Question

An infinite number of charges each equal to q are placed along the x-axis at x=1, x=2, x=4, x= 8 and so on. Find the potential and electric field at the point x=0 due to this set of charges.
A). \[5kq,\dfrac{4kq}{3}\]
B). \[2kq,\dfrac{4kq}{3}\]
C). \[3kq,\dfrac{4kq}{3}\]
D). \[7kq,\dfrac{4kq}{3}\]

Answer 1

Hint: For solving this question the students should first identify the type of infinite series that the charges form.

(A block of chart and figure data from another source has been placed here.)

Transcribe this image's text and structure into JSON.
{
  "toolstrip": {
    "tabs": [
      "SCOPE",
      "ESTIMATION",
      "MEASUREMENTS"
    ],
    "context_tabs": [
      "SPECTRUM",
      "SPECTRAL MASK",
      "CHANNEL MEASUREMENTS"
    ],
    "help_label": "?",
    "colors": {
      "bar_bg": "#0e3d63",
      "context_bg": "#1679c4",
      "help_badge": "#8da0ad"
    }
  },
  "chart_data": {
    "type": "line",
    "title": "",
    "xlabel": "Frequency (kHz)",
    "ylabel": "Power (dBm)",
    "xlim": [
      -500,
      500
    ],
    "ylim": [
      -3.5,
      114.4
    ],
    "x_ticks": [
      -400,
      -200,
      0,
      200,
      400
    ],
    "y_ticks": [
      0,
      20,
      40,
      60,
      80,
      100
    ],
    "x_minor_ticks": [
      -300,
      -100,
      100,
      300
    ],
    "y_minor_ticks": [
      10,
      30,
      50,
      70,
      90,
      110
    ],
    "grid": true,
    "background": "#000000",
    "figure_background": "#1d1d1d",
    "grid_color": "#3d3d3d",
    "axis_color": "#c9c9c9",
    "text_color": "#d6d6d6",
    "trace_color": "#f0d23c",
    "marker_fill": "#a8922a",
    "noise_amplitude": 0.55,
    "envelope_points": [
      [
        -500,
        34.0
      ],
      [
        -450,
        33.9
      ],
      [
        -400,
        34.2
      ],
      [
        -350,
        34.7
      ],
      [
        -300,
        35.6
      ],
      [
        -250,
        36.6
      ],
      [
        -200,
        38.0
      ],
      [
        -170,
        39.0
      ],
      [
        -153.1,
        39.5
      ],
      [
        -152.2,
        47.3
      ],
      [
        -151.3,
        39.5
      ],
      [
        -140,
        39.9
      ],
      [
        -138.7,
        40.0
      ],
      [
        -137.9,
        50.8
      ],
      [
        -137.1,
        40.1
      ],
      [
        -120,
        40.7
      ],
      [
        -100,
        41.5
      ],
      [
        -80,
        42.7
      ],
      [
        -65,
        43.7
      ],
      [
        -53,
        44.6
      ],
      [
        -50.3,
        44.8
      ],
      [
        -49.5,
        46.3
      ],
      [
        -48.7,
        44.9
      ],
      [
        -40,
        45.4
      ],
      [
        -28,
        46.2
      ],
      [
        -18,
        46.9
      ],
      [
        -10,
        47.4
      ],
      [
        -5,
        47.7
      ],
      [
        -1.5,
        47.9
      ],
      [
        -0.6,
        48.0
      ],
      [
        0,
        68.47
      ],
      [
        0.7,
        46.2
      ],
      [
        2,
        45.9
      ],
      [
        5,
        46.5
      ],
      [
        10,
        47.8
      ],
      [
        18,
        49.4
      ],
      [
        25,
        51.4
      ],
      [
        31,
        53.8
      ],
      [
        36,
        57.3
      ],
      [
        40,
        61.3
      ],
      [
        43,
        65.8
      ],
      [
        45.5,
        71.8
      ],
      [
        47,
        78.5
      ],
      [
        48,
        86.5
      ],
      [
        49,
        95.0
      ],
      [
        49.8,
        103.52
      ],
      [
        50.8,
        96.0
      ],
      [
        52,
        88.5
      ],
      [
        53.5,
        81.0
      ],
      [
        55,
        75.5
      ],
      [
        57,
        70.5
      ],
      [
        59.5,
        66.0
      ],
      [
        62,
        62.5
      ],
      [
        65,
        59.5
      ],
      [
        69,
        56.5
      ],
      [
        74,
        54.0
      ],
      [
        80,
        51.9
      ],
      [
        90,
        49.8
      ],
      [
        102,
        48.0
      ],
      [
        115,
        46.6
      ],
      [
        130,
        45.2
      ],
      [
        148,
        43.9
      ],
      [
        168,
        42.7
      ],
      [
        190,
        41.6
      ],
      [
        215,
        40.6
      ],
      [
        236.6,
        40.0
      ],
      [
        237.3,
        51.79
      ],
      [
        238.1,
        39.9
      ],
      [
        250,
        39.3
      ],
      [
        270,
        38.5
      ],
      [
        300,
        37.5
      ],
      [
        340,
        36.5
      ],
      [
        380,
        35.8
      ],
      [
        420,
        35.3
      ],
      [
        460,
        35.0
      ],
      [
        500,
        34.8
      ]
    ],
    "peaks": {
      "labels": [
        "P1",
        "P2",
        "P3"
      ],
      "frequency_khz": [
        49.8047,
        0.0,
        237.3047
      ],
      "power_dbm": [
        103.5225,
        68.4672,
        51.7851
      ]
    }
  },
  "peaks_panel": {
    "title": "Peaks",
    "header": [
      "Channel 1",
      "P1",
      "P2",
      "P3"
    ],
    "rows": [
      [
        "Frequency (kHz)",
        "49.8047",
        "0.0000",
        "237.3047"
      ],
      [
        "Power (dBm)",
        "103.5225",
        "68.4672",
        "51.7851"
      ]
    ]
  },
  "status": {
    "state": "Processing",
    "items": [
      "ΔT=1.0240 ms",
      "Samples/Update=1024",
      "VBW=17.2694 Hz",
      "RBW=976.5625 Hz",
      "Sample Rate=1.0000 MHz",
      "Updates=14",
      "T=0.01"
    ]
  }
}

Evidently the charges are placed at distances that form a GP. Also, the formula for potential, electric field and sum of infinite GP would be used.

Formula used:
\[V=\dfrac{1}{4\pi {{\in }_{0}}}\sum\limits_{i=1}^{N}{\dfrac{{{q}_{i}}}{{{r}_{i}}}}\]
\[E=k\sum\limits_{i=1}^{N}{\dfrac{{{Q}_{i}}}{{{r}_{i}}^{2}}}\]
\[S=\dfrac{a}{1-r}\]

Complete step by step answer:
Given that infinite charges ‘q’ are placed at distances along the x-axis ‘r’ given by:
 \[x=1,x=2,x=4,x=8\ldots \]
To find the potential at \[x=0\] we will use the superposition principle:
\[V=\dfrac{1}{4\pi {{\in }_{0}}}\sum\limits_{i=1}^{N}{\dfrac{{{q}_{i}}}{{{r}_{i}}}}\]
On substituting the values of r, we get:
\[V=\dfrac{1}{4\pi {{\in }_{0}}}\left[ \dfrac{q}{1}+\dfrac{q}{2}+\dfrac{q}{4}+\dfrac{q}{8}+....+\dfrac{q}{N} \right]\]
\[V=\dfrac{1}{4\pi {{\in }_{0}}}\left[ \dfrac{q}{1}+\dfrac{q}{{{2}^{1}}}+\dfrac{q}{{{2}^{2}}}+\dfrac{q}{{{2}^{3}}}+....+\dfrac{q}{{{2}^{N}}} \right]\]
\[V=\dfrac{q}{4\pi {{\in }_{0}}}\left[ \dfrac{1}{1}+\dfrac{1}{{{2}^{1}}}+\dfrac{1}{{{2}^{2}}}+\dfrac{1}{{{2}^{3}}}+....+\dfrac{1}{{{2}^{N}}} \right]\]
Since the above series in the square bracket is in GP, we will solve it using the formula for sum of infinite GP:
\[S=\dfrac{a}{1-r}\]
Here a is the first term
\[a=1\]
\[r=\dfrac{1}{2}\]
\[S=\dfrac{1}{(1-{1}/{2}\;)}\]
On solving we get
\[S=2\]
Substituting it in above equation:
\[V=\dfrac{2q}{4\pi {{\in }_{0}}}\]
\[\Rightarrow V=2kq\]
Here, \[k=\dfrac{1}{4\pi {{\in }_{0}}}\]
Now, Electric field at point \[x=0\] due to infinite charges is:
\[E=k\sum\limits_{i=1}^{N}{\dfrac{{{Q}_{i}}}{{{r}_{i}}^{2}}}\]
On substituting the values of Q and r, we get:
\[E=k\left[ \dfrac{q}{{{1}^{2}}}+\dfrac{q}{{{2}^{2}}}+\dfrac{q}{{{4}^{2}}}+\dfrac{q}{{{8}^{2}}}+.... \right]\]
\[E=kq\left[ \dfrac{1}{{{1}^{2}}}+\dfrac{1}{{{2}^{2}}}+\dfrac{1}{{{2}^{4}}}+\dfrac{1}{{{2}^{6}}}+.... \right]\]
The above series in the square bracket is in GP, we will solve it using the formula for sum of infinite GP:
\[S=\dfrac{a}{1-r}\]
Here a is the first term
\[a=1\] and \[r=\dfrac{1}{{{2}^{2}}}\]
\[\therefore S=\dfrac{1}{(1-{1}/{{{2}^{2}}}\;)}\]
\[S=\dfrac{1}{(1-{1}/{4}\;)}\]
\[S=\dfrac{4}{3}\]
Substituting above we get:
\[E=\dfrac{4kq}{3}\]
Hence, the correct answer is option B. \[2kq,\dfrac{4kq}{3}\].

Note: Students must note that the electric field is a vector quantity that varies from one point to another in space. Its values depend on the position of the source charges. The direction of the electric field can be determined using the polygon law of vectors.